Wspomniany przez Czartoryskiego Joseph de Maisonneuve, który zaczynał swą karierę kawalera maltańskiego w Polsce, był jednym z najaktywniejszych polskich kawalerów maltańskich w dążeniu do przejęcia przez Pawła I spraw Przeoratu Polskiego. Osiągnął on w Wielkim Przeoracie Rosyjskim godność komandora, mistrza ceremonii i w końcu wicekanclerza Zakonu.

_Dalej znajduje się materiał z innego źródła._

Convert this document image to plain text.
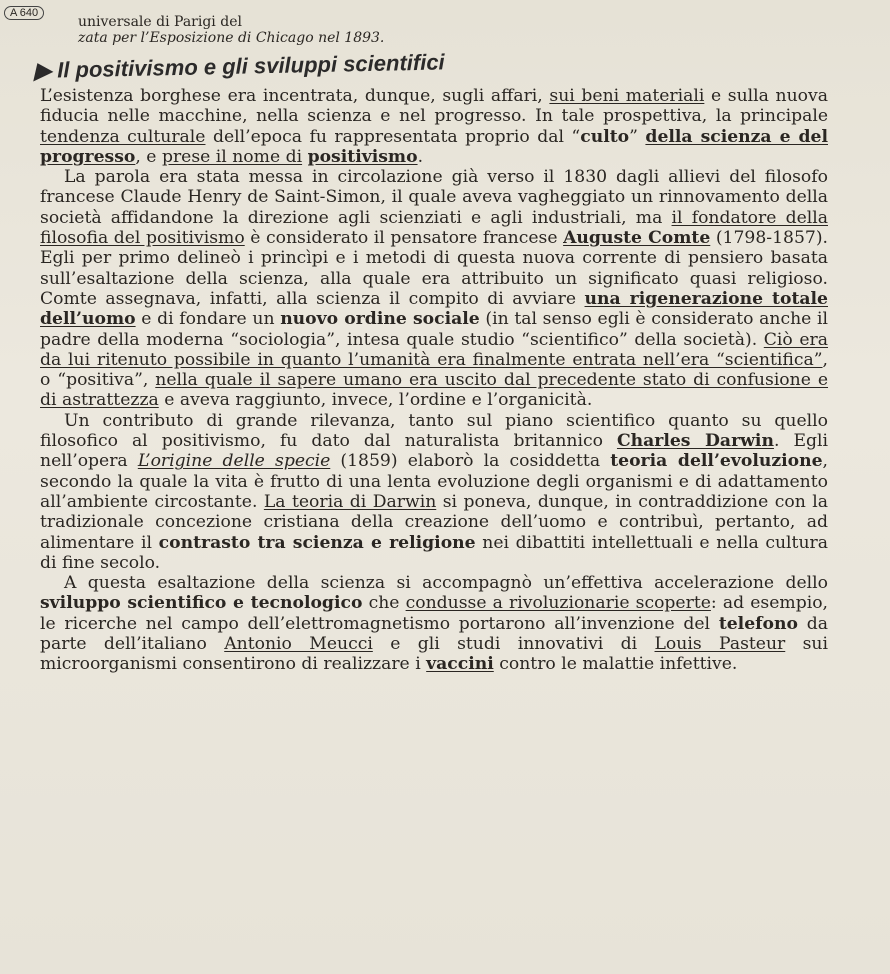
A 640
universale di Parigi del
zata per l’Esposizione di Chicago nel 1893.
▶ Il positivismo e gli sviluppi scientifici

L’esistenza borghese era incentrata, dunque, sugli affari, sui beni materiali e sulla nuova fiducia nelle macchine, nella scienza e nel progresso. In tale prospettiva, la principale tendenza culturale dell’epoca fu rappresentata proprio dal “culto” della scienza e del progresso, e prese il nome di positivismo.

La parola era stata messa in circolazione già verso il 1830 dagli allievi del filosofo francese Claude Henry de Saint-Simon, il quale aveva vagheggiato un rinnovamento della società affidandone la direzione agli scienziati e agli industriali, ma il fondatore della filosofia del positivismo è considerato il pensatore francese Auguste Comte (1798-1857). Egli per primo delineò i princìpi e i metodi di questa nuova corrente di pensiero basata sull’esaltazione della scienza, alla quale era attribuito un significato quasi religioso. Comte assegnava, infatti, alla scienza il compito di avviare una rigenerazione totale dell’uomo e di fondare un nuovo ordine sociale (in tal senso egli è considerato anche il padre della moderna “sociologia”, intesa quale studio “scientifico” della società). Ciò era da lui ritenuto possibile in quanto l’umanità era finalmente entrata nell’era “scientifica”, o “positiva”, nella quale il sapere umano era uscito dal precedente stato di confusione e di astrattezza e aveva raggiunto, invece, l’ordine e l’organicità.

Un contributo di grande rilevanza, tanto sul piano scientifico quanto su quello filosofico al positivismo, fu dato dal naturalista britannico Charles Darwin. Egli nell’opera L’origine delle specie (1859) elaborò la cosiddetta teoria dell’evoluzione, secondo la quale la vita è frutto di una lenta evoluzione degli organismi e di adattamento all’ambiente circostante. La teoria di Darwin si poneva, dunque, in contraddizione con la tradizionale concezione cristiana della creazione dell’uomo e contribuì, pertanto, ad alimentare il contrasto tra scienza e religione nei dibattiti intellettuali e nella cultura di fine secolo.

A questa esaltazione della scienza si accompagnò un’effettiva accelerazione dello sviluppo scientifico e tecnologico che condusse a rivoluzionarie scoperte: ad esempio, le ricerche nel campo dell’elettromagnetismo portarono all’invenzione del telefono da parte dell’italiano Antonio Meucci e gli studi innovativi di Louis Pasteur sui microorganismi consentirono di realizzare i vaccini contro le malattie infettive.
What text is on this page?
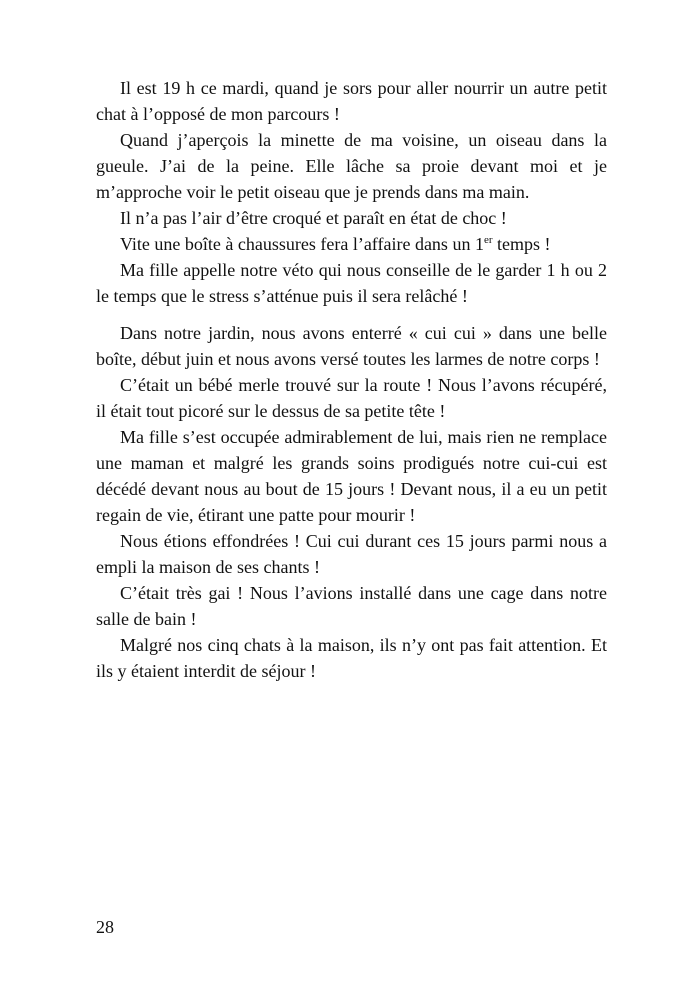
Il est 19 h ce mardi, quand je sors pour aller nourrir un autre petit chat à l’opposé de mon parcours !

Quand j’aperçois la minette de ma voisine, un oiseau dans la gueule. J’ai de la peine. Elle lâche sa proie devant moi et je m’approche voir le petit oiseau que je prends dans ma main.

Il n’a pas l’air d’être croqué et paraît en état de choc !

Vite une boîte à chaussures fera l’affaire dans un 1er temps !

Ma fille appelle notre véto qui nous conseille de le garder 1 h ou 2 le temps que le stress s’atténue puis il sera relâché !

Dans notre jardin, nous avons enterré « cui cui » dans une belle boîte, début juin et nous avons versé toutes les larmes de notre corps !

C’était un bébé merle trouvé sur la route ! Nous l’avons récupéré, il était tout picoré sur le dessus de sa petite tête !

Ma fille s’est occupée admirablement de lui, mais rien ne remplace une maman et malgré les grands soins prodigués notre cui-cui est décédé devant nous au bout de 15 jours ! Devant nous, il a eu un petit regain de vie, étirant une patte pour mourir !

Nous étions effondrées ! Cui cui durant ces 15 jours parmi nous a empli la maison de ses chants !

C’était très gai ! Nous l’avions installé dans une cage dans notre salle de bain !

Malgré nos cinq chats à la maison, ils n’y ont pas fait attention. Et ils y étaient interdit de séjour !

28
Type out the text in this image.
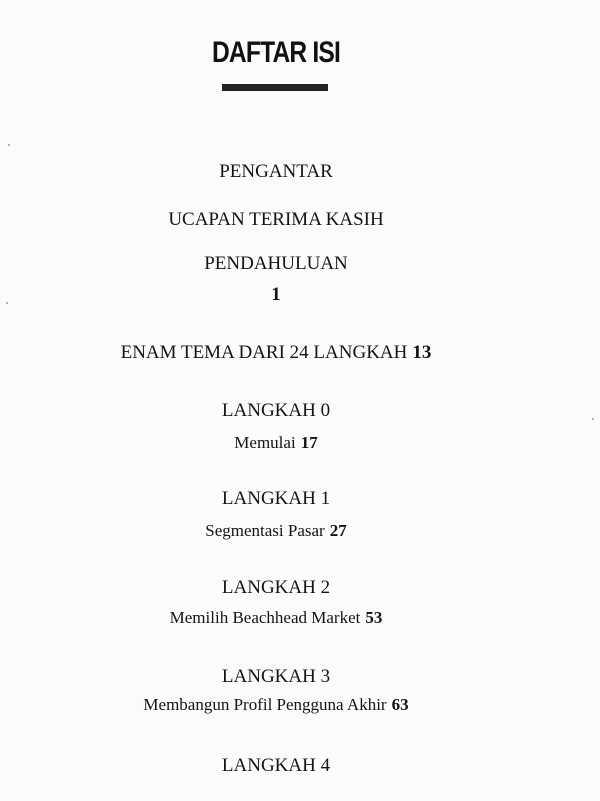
DAFTAR ISI
PENGANTAR
UCAPAN TERIMA KASIH
PENDAHULUAN
1
ENAM TEMA DARI 24 LANGKAH 13
LANGKAH 0
Memulai 17
LANGKAH 1
Segmentasi Pasar 27
LANGKAH 2
Memilih Beachhead Market 53
LANGKAH 3
Membangun Profil Pengguna Akhir 63
LANGKAH 4
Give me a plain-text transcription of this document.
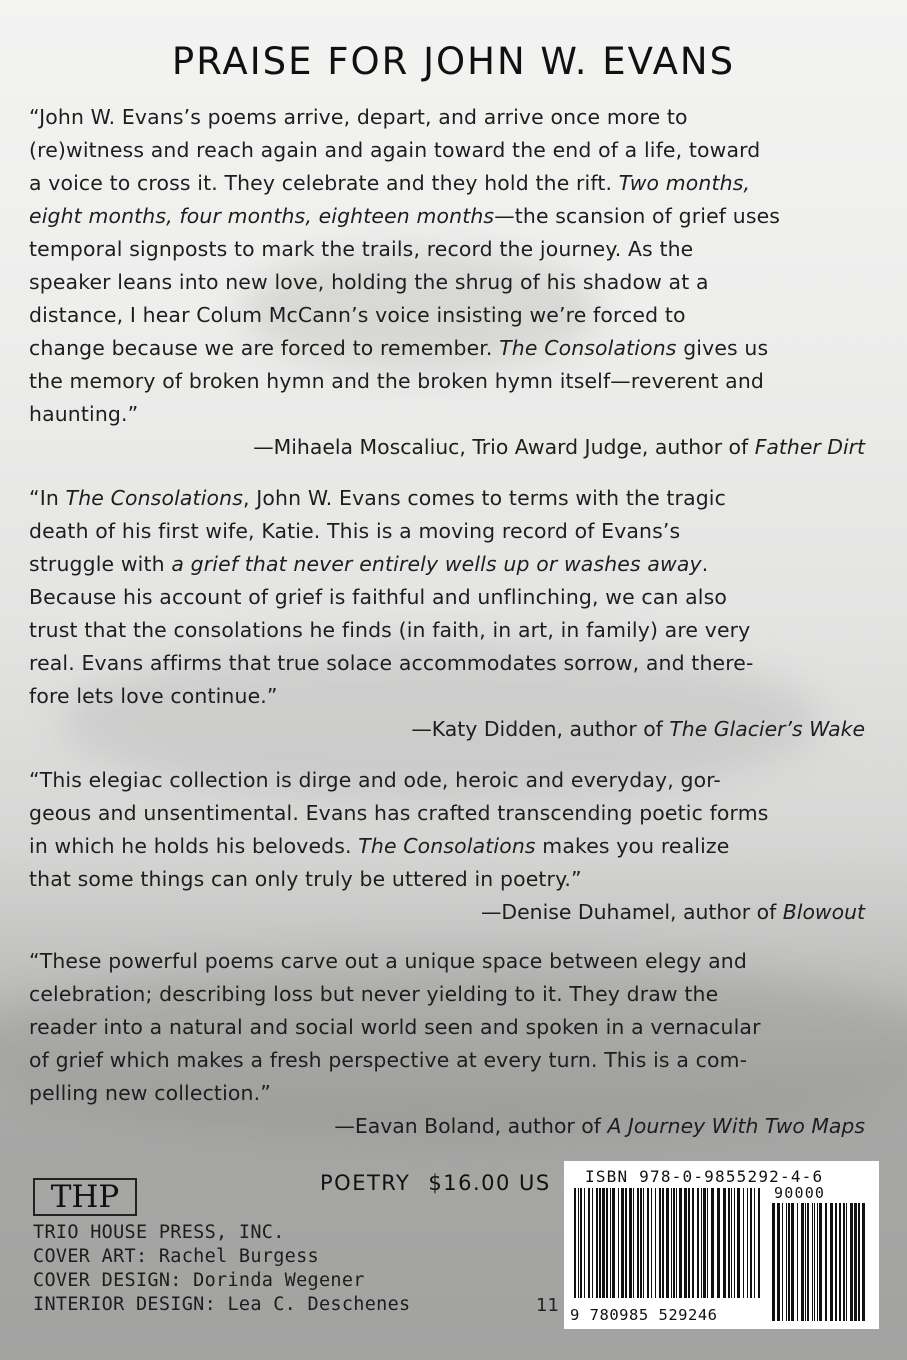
PRAISE FOR JOHN W. EVANS

“John W. Evans’s poems arrive, depart, and arrive once more to

(re)witness and reach again and again toward the end of a life, toward

a voice to cross it. They celebrate and they hold the rift. Two months,

eight months, four months, eighteen months—the scansion of grief uses

temporal signposts to mark the trails, record the journey. As the

speaker leans into new love, holding the shrug of his shadow at a

distance, I hear Colum McCann’s voice insisting we’re forced to

change because we are forced to remember. The Consolations gives us

the memory of broken hymn and the broken hymn itself—reverent and

haunting.”

—Mihaela Moscaliuc, Trio Award Judge, author of Father Dirt

“In The Consolations, John W. Evans comes to terms with the tragic

death of his first wife, Katie. This is a moving record of Evans’s

struggle with a grief that never entirely wells up or washes away.

Because his account of grief is faithful and unflinching, we can also

trust that the consolations he finds (in faith, in art, in family) are very

real. Evans affirms that true solace accommodates sorrow, and there-

fore lets love continue.”

—Katy Didden, author of The Glacier’s Wake

“This elegiac collection is dirge and ode, heroic and everyday, gor-

geous and unsentimental. Evans has crafted transcending poetic forms

in which he holds his beloveds. The Consolations makes you realize

that some things can only truly be uttered in poetry.”

—Denise Duhamel, author of Blowout

“These powerful poems carve out a unique space between elegy and

celebration; describing loss but never yielding to it. They draw the

reader into a natural and social world seen and spoken in a vernacular

of grief which makes a fresh perspective at every turn. This is a com-

pelling new collection.”

—Eavan Boland, author of A Journey With Two Maps
THP
TRIO HOUSE PRESS, INC.
COVER ART: Rachel Burgess
COVER DESIGN: Dorinda Wegener
INTERIOR DESIGN: Lea C. Deschenes
POETRY $16.00 US
11
ISBN 978-0-9855292-4-6
90000
9 780985 529246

W ciągu następnych stu lat Polacy, tak jak przed powołaniem Wielkiego Przeoratu Polskiego, zmuszeni byli ubiegać się o godność kawalera maltańskiego w innych przeoratach europejskich lub in Gremio Religionis. Większość Polaków wstępowała do Wielkiego Przeoratu Czesko- Austryjackiego, przekształconego następnie w Wielki Przeorat Czeski i Wielki Przeorat Austriacki. Kiedy po 1872 r. zaczęły powstawać związki narodowe, Polacy wstępowali przeważnie do Związku Śląskiego z siedzibą we Wrocławiu. Z tą różnicą, że nie były to już pojedyncze przypadki, jak w XVI i XVII czy w I połowie XVIII wieku.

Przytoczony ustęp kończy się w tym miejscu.